Dans l’immédiat, le cadre légal reste inchangé. Aucune loi n’impose aujourd’hui un début des cours à 9h, et les établissements restent libres d’organiser leurs journées en coordination avec les collectivités locales. Pour la rentrée 2026, le ministre a été catégorique : il n’y aura pas de réforme. La question ne peut, selon ses propres mots, « pas être résolue en six mois ».
Ce que la science dit sur le sommeil des adolescents
Les spécialistes du sommeil sont formels : entre 12 et 18 ans, le cycle veille-sommeil se décale naturellement de deux à trois heures par rapport à celui d’un adulte. Forcer un adolescent à se lever à 6h30 pour attraper le bus de 7h15 revient, biologiquement, à demander à un adulte de commencer sa journée en pleine nuit. Ce n’est pas une question de volonté : c’est une réalité physiologique documentée.

Les chiffres français sont préoccupants. L’Institut national du sommeil et de la vigilance relève que près d’un adolescent sur deux dort moins de sept heures par nuit en France, alors que les médecins recommandent entre huit et dix heures selon les profils. À la fin de la semaine, ce déficit cumulé équivaut à perdre l’équivalent d’une nuit entière.
Le phénomène de jet-lag social aggrave encore ce tableau.
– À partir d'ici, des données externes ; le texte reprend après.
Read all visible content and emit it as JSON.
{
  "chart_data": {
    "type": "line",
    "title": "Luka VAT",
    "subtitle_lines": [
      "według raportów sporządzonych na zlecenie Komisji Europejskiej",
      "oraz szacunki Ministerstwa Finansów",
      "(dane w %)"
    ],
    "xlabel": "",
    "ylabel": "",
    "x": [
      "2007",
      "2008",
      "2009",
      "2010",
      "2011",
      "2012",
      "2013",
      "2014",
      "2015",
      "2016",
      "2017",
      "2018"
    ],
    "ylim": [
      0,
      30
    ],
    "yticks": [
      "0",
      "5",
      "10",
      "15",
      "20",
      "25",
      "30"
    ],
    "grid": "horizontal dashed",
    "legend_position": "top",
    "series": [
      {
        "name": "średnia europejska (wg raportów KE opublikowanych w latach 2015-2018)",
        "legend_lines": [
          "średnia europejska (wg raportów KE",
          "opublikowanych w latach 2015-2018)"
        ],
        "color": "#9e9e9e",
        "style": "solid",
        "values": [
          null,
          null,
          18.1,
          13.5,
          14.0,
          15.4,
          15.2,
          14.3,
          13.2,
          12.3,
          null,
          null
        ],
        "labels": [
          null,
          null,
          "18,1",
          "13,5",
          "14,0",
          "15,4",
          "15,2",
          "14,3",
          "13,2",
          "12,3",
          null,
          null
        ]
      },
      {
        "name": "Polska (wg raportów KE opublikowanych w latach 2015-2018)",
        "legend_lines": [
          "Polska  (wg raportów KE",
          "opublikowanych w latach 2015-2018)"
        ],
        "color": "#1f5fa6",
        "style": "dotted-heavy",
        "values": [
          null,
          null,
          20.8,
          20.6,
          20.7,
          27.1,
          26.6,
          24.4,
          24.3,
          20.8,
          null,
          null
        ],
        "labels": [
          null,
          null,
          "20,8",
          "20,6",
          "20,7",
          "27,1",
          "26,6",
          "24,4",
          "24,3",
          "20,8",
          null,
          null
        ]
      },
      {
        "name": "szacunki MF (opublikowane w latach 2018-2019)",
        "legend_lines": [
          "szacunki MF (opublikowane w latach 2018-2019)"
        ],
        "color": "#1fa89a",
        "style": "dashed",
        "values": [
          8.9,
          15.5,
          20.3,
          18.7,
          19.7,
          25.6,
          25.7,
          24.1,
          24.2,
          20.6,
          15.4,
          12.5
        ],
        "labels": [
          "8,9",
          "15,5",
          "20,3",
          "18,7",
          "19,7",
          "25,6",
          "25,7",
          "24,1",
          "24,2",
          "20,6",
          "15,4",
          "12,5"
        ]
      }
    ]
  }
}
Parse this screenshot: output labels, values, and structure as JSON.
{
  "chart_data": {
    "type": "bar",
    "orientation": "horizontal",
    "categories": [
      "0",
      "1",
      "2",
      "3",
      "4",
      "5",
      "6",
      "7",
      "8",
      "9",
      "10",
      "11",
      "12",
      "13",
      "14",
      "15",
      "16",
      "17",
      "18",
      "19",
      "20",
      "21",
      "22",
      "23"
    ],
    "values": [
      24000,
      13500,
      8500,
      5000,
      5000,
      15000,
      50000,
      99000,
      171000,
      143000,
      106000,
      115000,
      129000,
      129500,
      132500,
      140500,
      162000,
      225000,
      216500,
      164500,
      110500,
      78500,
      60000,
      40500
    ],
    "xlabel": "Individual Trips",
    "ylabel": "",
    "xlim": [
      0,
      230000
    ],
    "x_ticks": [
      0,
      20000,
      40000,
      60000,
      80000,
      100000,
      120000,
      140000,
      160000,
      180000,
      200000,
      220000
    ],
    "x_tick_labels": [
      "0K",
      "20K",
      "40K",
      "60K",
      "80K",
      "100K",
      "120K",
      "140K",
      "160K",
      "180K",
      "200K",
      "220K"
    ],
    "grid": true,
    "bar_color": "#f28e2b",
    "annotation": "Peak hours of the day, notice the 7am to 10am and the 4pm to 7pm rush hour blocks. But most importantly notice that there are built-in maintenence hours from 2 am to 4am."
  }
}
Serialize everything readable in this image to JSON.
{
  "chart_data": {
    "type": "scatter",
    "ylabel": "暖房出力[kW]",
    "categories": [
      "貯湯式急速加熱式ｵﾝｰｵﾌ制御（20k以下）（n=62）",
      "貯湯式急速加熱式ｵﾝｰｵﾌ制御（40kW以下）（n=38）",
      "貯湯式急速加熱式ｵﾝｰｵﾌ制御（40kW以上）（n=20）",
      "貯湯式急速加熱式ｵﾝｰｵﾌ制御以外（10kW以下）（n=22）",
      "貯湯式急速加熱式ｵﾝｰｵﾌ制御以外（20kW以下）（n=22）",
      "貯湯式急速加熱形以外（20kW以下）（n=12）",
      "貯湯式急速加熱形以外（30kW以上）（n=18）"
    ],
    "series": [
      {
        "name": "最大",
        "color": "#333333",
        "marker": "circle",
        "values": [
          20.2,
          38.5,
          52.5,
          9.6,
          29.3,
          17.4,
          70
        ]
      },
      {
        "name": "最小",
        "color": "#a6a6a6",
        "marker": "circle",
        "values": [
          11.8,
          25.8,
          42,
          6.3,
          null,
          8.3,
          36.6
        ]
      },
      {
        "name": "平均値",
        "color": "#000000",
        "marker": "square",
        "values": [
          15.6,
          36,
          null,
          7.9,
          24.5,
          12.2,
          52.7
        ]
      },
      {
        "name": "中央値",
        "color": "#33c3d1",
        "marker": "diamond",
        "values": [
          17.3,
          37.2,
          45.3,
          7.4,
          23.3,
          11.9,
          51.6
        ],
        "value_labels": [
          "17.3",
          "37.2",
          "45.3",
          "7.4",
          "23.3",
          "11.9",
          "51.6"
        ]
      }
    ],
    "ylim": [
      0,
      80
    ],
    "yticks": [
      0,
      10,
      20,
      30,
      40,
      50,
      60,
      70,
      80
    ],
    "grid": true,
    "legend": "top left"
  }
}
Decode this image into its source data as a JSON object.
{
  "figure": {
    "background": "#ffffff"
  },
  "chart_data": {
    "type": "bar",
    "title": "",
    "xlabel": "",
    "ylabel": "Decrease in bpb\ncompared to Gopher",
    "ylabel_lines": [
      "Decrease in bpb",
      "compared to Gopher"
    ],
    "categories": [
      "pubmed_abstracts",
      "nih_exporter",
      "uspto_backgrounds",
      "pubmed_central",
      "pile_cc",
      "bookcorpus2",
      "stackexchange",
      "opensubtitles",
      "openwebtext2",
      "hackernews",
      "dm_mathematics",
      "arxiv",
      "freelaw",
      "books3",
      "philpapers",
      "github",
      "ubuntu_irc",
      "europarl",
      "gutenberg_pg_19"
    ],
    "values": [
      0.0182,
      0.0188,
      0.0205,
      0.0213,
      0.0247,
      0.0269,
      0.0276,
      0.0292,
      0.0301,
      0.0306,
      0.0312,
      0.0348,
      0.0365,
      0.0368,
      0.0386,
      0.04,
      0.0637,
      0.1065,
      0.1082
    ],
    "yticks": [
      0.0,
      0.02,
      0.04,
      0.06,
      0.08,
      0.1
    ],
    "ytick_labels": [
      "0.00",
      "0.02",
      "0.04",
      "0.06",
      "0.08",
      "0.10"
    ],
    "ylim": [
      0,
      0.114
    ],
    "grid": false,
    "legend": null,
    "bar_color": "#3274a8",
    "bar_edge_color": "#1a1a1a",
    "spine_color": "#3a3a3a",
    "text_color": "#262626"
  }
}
Le Réseau Morphée a mis en évidence que 40 % des jeunes décalent de plus de deux heures leurs horaires de sommeil entre la semaine et le week-end. Ce grand écart biologique affecte leur concentration, leur humeur et leurs apprentissages tout au long de la semaine scolaire.
Les études du Conseil scientifique de l’Éducation nationale, menées notamment dans l’internat de Sourdun, apportent une réponse concrète. Un décalage de 25 à 60 minutes du premier cours permet aux collégiens de dormir 25 à 77 minutes de plus par nuit, sans qu’ils se couchent plus tard pour autant. Les effets observés sont nets : moins de retards, moins d’absentéisme, et une attention accrue en classe.
Pourquoi les ados sont-ils biologiquement défavorisés le matin ?
À l’adolescence, la production de mélatonine — l’hormone du sommeil — se décale naturellement vers des heures plus tardives, poussant les jeunes à s’endormir plus tard et à avoir besoin de se lever plus tard. Ce phénomène, appelé retard de phase, est universel et transitoire : il s’atténue à l’âge adulte. Mais pendant les années collège et lycée, il place les adolescents en situation de dette de sommeil chronique dès lors que les cours commencent à 8h ou plus tôt.
La Convention citoyenne de 2025 avait déjà tracé la voie
La position du ministre ne surgit pas de nulle part. En novembre 2025, la Convention citoyenne sur les temps de l’enfant, organisée par le Conseil économique, social et environnemental (CESE), avait déjà recommandé un début des cours à 9h pour les collégiens et les lycéens. Ce travail avait mobilisé 133 citoyens tirés au sort pendant six mois, qui avaient auditionné plus de 80 experts et acteurs de terrain.